Navigating the Current Funding Slowdown While Securing Capital

What specific strategies can new biotech companies adopt beyond outsourcing to navigate the current funding slowdown while securing the capital crucial for their success?

There are so many different ways of doing this. And there’s nothing particularly new about it, because I think I spent 20 years in clinical development, and we were talking about a lot of these different approaches to raising capital, then the most obvious one is probably to find a partner to support the development of an asset via some kind of equity upside, or a licensing agreement, which may provide some support with less cash burn. It could be a big innovator or a services business. And it’s, as I said, the option has been around for decades. And in my experience, it was mainly clinical development. But the challenge is that not all potential partners have a business model that would support the approach. They also may want to see more data that might be available in the early stages of a drug development lifecycle. And I think that’s always the challenge. Data is the challenge.

There’s always grants, there’s ways of securing grant funding that doesn’t have any impact on equity, hard to come by. They take a lot of effort. Anyone who’s been involved in any kind of grant application will know that and depending on where you are, there’s potential risk around ownership of IP. And that’s a possibility but comes with even more risk. So, then there’s the practical things, I guess, like bootstrapping cost optimization, choosing one asset, I think we’re seeing that in the sector anyway, where people because of the cost pressures have focused their attention on one of their assets rather than three, for example. But finally, and this is a really interesting one, actually, it’s about building relationships, building relationships with the investor community, communicating what you’re what you’re doing, as Watch as you can, depending on where you are in development, differentiating yourself all of these things. So basically, your network and your ability to communicate effectively. And then with a focus on milestones to develop that that value will absolutely remain essential. It doesn’t matter what’s going on, I suppose in the market, that is probably non-negotiable.

While the development of novel modalities like cell and gene therapies remains promising, what are the biggest roadblocks to their widespread adoption, and how can these challenges be overcome?

I think cell and gene is probably one of the most exciting things we’ve seen in in so many years. But I also think it comes probably with an unprecedented set of challenges. I mean, I, when I thought about preparing for this question, you know, originally, I thought I only had two and then I was chatting to a colleague, and I’m like, crikey, there’s so many more to this. Firstly, I would say getting these therapies into the healthcare system, like I remember some work done in the UK, in our hospitals to ensure they could indeed administer the first licensed Car-T Kymriah. And there was an expectation within the hospital, that they had physically close access to the neurological and cardiovascular services within a hospital. Well, if they’re not positioned next to oncology, then how does that actually work? So, there’s obviously infrastructure cost there. The other challenge that I came up with, and there’s some others was cost to develop, because clearly these medicines are complex and unique to develop, and how they then determine a price for that then can create conflict or tension within the healthcare system. So even though the market size, I suspect is large for selling gene, collectively, a lot of therapies are quite precision and specific in maybe rare disease. So, the populations aren’t that big. So, the economics are challenging.

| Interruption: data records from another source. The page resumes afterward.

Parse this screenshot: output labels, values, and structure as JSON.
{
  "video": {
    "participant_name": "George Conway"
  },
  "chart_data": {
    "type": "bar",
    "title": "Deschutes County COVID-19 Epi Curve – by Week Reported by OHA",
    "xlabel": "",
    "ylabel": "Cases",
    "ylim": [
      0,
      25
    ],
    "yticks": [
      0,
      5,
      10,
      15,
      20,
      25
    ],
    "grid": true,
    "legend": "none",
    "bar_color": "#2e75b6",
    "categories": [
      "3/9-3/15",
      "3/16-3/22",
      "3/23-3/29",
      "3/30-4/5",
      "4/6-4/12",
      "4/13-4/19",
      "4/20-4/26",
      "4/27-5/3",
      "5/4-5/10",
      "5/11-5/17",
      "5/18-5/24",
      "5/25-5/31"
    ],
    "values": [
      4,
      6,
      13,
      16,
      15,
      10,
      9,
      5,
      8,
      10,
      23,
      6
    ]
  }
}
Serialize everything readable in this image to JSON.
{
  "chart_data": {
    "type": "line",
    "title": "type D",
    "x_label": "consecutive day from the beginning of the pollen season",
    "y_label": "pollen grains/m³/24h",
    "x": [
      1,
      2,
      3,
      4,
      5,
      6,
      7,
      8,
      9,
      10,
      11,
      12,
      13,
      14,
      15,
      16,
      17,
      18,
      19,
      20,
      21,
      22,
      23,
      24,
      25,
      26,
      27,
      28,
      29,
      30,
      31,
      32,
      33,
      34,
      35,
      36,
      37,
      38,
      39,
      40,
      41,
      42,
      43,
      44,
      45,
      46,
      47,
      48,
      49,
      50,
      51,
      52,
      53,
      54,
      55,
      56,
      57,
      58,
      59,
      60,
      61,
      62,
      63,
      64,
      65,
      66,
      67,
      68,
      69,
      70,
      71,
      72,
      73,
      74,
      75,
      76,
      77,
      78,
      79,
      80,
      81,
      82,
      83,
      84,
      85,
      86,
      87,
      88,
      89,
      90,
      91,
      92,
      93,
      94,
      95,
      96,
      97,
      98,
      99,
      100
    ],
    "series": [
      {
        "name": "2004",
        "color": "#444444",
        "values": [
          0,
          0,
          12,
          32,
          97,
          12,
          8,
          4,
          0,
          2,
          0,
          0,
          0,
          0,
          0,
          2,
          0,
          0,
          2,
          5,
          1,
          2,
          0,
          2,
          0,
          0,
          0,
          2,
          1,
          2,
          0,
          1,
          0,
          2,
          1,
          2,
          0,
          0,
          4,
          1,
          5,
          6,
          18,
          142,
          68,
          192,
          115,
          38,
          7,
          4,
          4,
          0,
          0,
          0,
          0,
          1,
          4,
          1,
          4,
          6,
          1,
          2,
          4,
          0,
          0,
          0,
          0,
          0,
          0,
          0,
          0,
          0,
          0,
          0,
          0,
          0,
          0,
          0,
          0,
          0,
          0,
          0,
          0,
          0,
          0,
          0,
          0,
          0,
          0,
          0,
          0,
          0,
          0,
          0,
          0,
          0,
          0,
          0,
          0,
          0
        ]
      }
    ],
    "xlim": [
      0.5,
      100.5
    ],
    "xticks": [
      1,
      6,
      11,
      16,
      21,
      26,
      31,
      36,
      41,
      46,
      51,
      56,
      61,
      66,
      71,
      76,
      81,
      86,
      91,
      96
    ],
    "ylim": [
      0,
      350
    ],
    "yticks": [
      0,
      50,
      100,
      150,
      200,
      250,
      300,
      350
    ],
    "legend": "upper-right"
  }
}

Then, of course, in the US, we have the inflation Reduction Act, which actually, when I was doing a bit of reading earlier, doesn’t really impact selling gene right now. But I suspect that will change. Of course, that’s creating some uncertainty, I suppose in the states around how drugs are priced in the future, what’s paid for them. But I guess some other things or maybe some more positive things, thinking about tech advancements, you know, could we speed up development, could we look at how we develop therapies and get them to market quicker, because that will then reduce the cost.

There are regulatory requirements that are revolving around cell and Gene, I think we’re breaking the back of that, because we clearly are COVID vaccines were in this space. But there’s still more to be done. Another uncertainty, I suppose, is the medical side of this, this sort of the risk in these cutting-edge technologies and things like immune reactions off target effects, insertional mutagenesis, and the long-term unknown. So, I mean, not to be a sort of naysayer, but are mRNA vaccines, we have no long-term data. And we all went through it because that was absolutely the right thing to do. But we don’t really know what the longer-term impact is. So, a reason not to do it. But it does create some challenge. So, the long term follow up is essential. And you’ll see with car T, they are doing they do post marketing follow up all the time, because of the impact on the sort of genome if you like, and I think so I think that it’s challenging, but I think from a scientific and a human health perspective, it’s hugely exciting. And if we could get the speed to market, the infrastructure and the regulatory side of things sort of moved forward, then these therapies would become more accessible.